Tout le monde peut prétendre le connaître, tout le monde peut parler en son nom. Une journaliste, un pompier, un maire, une serveuse, un politicien, une agricultrice. Tous sont légitimement placés pour parler au nom du peuple puisqu'ils en font partie. Autant que le premier ministre. Autant qu'un intellectuel. Il n'y a pas de différence. Nous sommes tous dans la même galère. Moi aussi, je peux vous dire ce que je pense de nous, le peuple. Je le vis, ce peuple, tous les jours. Tout comme vous.

Le peuple est un grand tout anonyme dont l'esprit trouve sa nature profonde dans l'histoire, qu'on s'en souvienne ou non. On n'est pas obligé d'être 350 millions pour être un peuple enraciné, cinq millions d'âmes peuvent suffire à tisser une trame historique qui se perpétue de génération en génération, à travers nos mémoires affectives: une langue, une manière de vivre, etc.
Quand ces mémoires sont confrontées massivement à celles d'autres peuples, il y a évidemment un sentiment de menace devant l'inconnu. Ce sentiment est toujours réciproque parce qu'on doit tous transformer quelque chose et parce qu'on craint l'inconfort créé par le changement. Normalement, ces ajustements se font à travers des crises. Normalement, l'étranger a plus de travail à faire que son hôte.
Il est étonnant de constater à quel point, alors que chemine cette commission sur les pratiques d'accommodement, Gérard Bouchard s'adresse aux Québécois «de souche» comme si nous étions fermés sur nous-mêmes, comme si nous étions racistes et intolérants, comme si cette crise n'était pas normale, comme si nous avions la plus grande part de transformation à assumer.
La commission n'invite pas vraiment les «autres», car ce sont les «de souche» qu'il faut éduquer. Les «autres» n'ont pas besoin de comprendre le peuple d'accueil, on ne leur demande pas vraiment d'apprendre sa langue pour mieux apprécier sa culture: on ne mettra pas d'argent là-dedans, mais dans une commission, oui, sans hésiter. Pour éviter aux politiciens de devoir se prononcer. M. Bouchard va ainsi pouvoir enseigner aux «pure laine» la même chose qu'il y a 30 ans: comment cesser d'avoir peur de l'autre. Il ne va même pas tenir compte du manque flagrant d'outils sociaux, politiques et économiques pour composer avec cette immigration massive et subite.
Pour légitimer la prépondérance de sa vision des choses, M. Bouchard se place au-dessus du peuple. Il sait déjà ce que nous devrions penser -- c'est-à-dire ce qu'il pensait il y a 30 ans et qu'on lui donne la chance de nous redire -- alors que sa tâche est de nous écouter. «Of course», idéalement, nous devrions nous ouvrir comme les Anglo-Saxons dont l'économie, dès le début de la colonie, fut basée sur l'exploitation des immigrants.
Le coeur contre le portefeuille
Le mal des «pure laine» est vraiment profond: les Québécois de souche n'ont jamais eu besoin de l'immigration pour bâtir leur coin de pays. C'est pourquoi, instinctivement, ils ont envie d'aborder les nouveaux venus d'abord pour les vertus du coeur et non pour le portefeuille; c'est pourquoi ils se métissent bien davantage que dans les autres provinces. C'est plus long d'apprendre à aimer que de parquer des travailleurs dans une usine. Ça coûte plus cher aussi de considérer un être humain plutôt que son portefeuille.

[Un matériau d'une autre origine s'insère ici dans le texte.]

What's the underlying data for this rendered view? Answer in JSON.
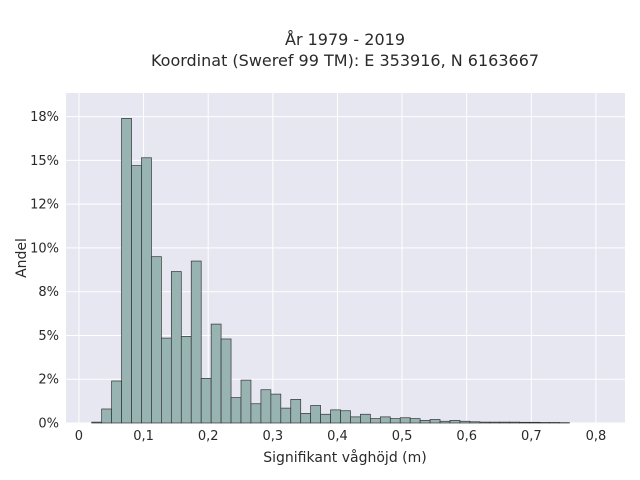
{
  "chart_data": {
    "type": "histogram",
    "title": [
      "År 1979 - 2019",
      "Koordinat (Sweref 99 TM): E 353916, N 6163667"
    ],
    "xlabel": "Signifikant våghöjd (m)",
    "ylabel": "Andel",
    "xlim": [
      -0.02,
      0.845
    ],
    "ylim": [
      0,
      0.1885
    ],
    "x_ticks": [
      {
        "value": 0,
        "label": "0"
      },
      {
        "value": 0.1,
        "label": "0,1"
      },
      {
        "value": 0.2,
        "label": "0,2"
      },
      {
        "value": 0.3,
        "label": "0,3"
      },
      {
        "value": 0.4,
        "label": "0,4"
      },
      {
        "value": 0.5,
        "label": "0,5"
      },
      {
        "value": 0.6,
        "label": "0,6"
      },
      {
        "value": 0.7,
        "label": "0,7"
      },
      {
        "value": 0.8,
        "label": "0,8"
      }
    ],
    "y_ticks": [
      {
        "value": 0,
        "label": "0%"
      },
      {
        "value": 0.025,
        "label": "2%"
      },
      {
        "value": 0.05,
        "label": "5%"
      },
      {
        "value": 0.075,
        "label": "8%"
      },
      {
        "value": 0.1,
        "label": "10%"
      },
      {
        "value": 0.125,
        "label": "12%"
      },
      {
        "value": 0.15,
        "label": "15%"
      },
      {
        "value": 0.175,
        "label": "18%"
      }
    ],
    "bin_width": 0.0154,
    "bin_starts": [
      0.0198,
      0.0352,
      0.0506,
      0.066,
      0.0814,
      0.0968,
      0.1122,
      0.1276,
      0.143,
      0.1584,
      0.1738,
      0.1892,
      0.2046,
      0.22,
      0.2354,
      0.2508,
      0.2662,
      0.2816,
      0.297,
      0.3124,
      0.3278,
      0.3432,
      0.3586,
      0.374,
      0.3894,
      0.4048,
      0.4202,
      0.4356,
      0.451,
      0.4664,
      0.4818,
      0.4972,
      0.5126,
      0.528,
      0.5434,
      0.5588,
      0.5742,
      0.5896,
      0.605,
      0.6204,
      0.6358,
      0.6512,
      0.6666,
      0.682,
      0.6974,
      0.7128,
      0.7282,
      0.7436
    ],
    "values": [
      0.0005,
      0.008,
      0.024,
      0.174,
      0.147,
      0.1515,
      0.095,
      0.0485,
      0.0865,
      0.0495,
      0.0925,
      0.0255,
      0.0565,
      0.048,
      0.0145,
      0.0245,
      0.011,
      0.019,
      0.0165,
      0.0085,
      0.0135,
      0.0055,
      0.01,
      0.005,
      0.0075,
      0.007,
      0.0035,
      0.005,
      0.0025,
      0.0035,
      0.0025,
      0.003,
      0.0025,
      0.0015,
      0.002,
      0.001,
      0.0015,
      0.001,
      0.0007,
      0.0005,
      0.0005,
      0.0005,
      0.0005,
      0.0004,
      0.0004,
      0.0003,
      0.0003,
      0.0002
    ],
    "colors": {
      "bar_fill": "#98b4b2",
      "bar_stroke": "#333333",
      "plot_bg": "#e6e7f0",
      "grid": "#ffffff"
    },
    "grid": true
  }
}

Trudeau a rempli les oreilles des Québécois avec l'idée qu'ils seraient plus riches en accueillant plus d'immigrants-travailleurs. Et c'est cette vision anglo-saxonne que M. Bouchard croit ne pas avoir réussi à transvaser aux «de souche» au cours des 30 dernières années... Le gouvernement Charest aussi ne peut qu'applaudir la motivation de M. Bouchard de ne pas écouter le peuple, de le faire «cheminer» vers la pensée anglo-saxonne, puisque c'est là qu'il tente de nous amener depuis qu'il est au pouvoir.
Si j'ai bien compris, on nous demande de n'être qu'un esprit rationnel et d'oublier nos sens, d'oublier que c'est avec nos voisins arabes, mexicains, juifs, grecs, vietnamiens que nous fêtons, été après été, dans les rues bondées et colorées de nos festivals québécois, ceux qui font justement notre réputation. Il nous demande d'oublier les heures que nous, le peuple, passons avec ces mêmes Italiens, Cambodgiens, Turcs, Espagnols, tous les jours au travail, à la garderie, à l'école, à travers des situations humaines qui nous enrichissent, qui nous font rire ou qui nous choquent.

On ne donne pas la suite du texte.